Allen's Sheezus tour had already taken her across the globe last year, but when she took to the stage at AsiaWorld-Expo last month, it was hard not to feel like something was lacking.
Allen came into the huge Hall 10 stage without a band. Instead, she was accompanied by a DJ who provided backing tracks for each song. The rest of the Sheezus world tour has included a live band; quite why she thought her fans in Asia didn't deserve the full show was never explained. Perhaps it was an attempt to save costs, and we certainly don't want to discourage international stars from visiting Hong Kong. But if they are just here for a quick buck rather than to put on the best possible show, you wonder whether they should bother.
Not that the show was a complete washout. Opener Sheezus, from Allen's most recent album, showed off her new direction, with a glitchy, electronic sound filling the arena. But the best moments came from her first two records. A shout-out to pal Mark Ronson preceded Littlest Things, and Allen showed off her dance moves during LDN, a song about her hometown of London.

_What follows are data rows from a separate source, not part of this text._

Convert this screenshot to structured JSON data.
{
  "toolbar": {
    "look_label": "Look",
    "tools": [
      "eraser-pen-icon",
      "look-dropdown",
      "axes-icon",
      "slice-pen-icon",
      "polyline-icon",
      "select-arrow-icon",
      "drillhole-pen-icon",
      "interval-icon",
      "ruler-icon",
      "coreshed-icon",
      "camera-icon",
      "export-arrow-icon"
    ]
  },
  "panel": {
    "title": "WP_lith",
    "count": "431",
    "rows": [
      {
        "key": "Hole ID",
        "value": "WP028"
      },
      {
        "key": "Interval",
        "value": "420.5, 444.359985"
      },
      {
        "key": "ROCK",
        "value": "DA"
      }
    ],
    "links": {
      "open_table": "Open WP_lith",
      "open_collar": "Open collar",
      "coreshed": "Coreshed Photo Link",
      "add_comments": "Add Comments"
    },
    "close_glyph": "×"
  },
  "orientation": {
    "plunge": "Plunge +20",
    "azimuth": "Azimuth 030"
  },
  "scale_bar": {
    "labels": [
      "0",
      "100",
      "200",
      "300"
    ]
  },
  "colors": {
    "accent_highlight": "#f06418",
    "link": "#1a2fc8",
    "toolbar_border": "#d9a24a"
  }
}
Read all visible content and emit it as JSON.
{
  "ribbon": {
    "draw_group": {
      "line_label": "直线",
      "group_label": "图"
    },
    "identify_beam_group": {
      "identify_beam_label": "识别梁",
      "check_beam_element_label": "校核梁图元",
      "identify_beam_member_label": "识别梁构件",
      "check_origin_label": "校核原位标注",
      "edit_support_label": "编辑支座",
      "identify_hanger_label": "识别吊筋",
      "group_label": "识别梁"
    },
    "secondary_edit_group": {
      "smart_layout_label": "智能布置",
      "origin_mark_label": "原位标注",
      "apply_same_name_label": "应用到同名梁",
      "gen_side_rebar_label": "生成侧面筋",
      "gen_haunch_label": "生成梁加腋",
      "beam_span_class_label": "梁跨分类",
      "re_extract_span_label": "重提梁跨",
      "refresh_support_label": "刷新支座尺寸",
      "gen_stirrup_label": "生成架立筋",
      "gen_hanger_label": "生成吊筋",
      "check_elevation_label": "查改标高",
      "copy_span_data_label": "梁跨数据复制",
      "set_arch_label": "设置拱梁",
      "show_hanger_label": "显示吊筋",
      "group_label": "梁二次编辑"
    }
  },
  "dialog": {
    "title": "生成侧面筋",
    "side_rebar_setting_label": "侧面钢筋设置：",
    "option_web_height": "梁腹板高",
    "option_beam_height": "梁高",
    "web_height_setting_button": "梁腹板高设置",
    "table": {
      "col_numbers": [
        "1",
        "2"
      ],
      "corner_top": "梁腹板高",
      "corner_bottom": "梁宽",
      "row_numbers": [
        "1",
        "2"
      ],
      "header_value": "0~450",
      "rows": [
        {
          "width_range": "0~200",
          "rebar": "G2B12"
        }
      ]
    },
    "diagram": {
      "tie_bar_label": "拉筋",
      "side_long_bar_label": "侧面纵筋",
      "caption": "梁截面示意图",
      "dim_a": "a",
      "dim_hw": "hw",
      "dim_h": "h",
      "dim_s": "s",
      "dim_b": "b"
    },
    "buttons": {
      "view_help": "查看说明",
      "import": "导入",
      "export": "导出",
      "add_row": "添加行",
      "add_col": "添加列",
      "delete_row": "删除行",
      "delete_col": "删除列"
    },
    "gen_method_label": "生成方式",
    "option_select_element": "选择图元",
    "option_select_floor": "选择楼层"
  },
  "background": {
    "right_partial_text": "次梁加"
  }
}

But the limitations of using just a backing DJ soon became clear. When a fan requested Alfie, she replied that she better not because her brother hates the song, and anyway, she didn't have a backing CD for that track.
At times the lack of improvisation made the show feel a little like watching Allen perform her own songs karaoke-style. The DJ did do some interesting things with a few of the tracks, including a banging drum 'n' bass remix of Smile. And the stage lighting - which included giant, fluorescent baby bottles to symbolise Allen's new role as a mum - looked great. But you couldn't help feeling like the show was missing something.
At least she redeemed herself a little with a rousing encore of Who'd Have Known. And the crowd erupted when she closed with the anti-bigotry anthem F*** You.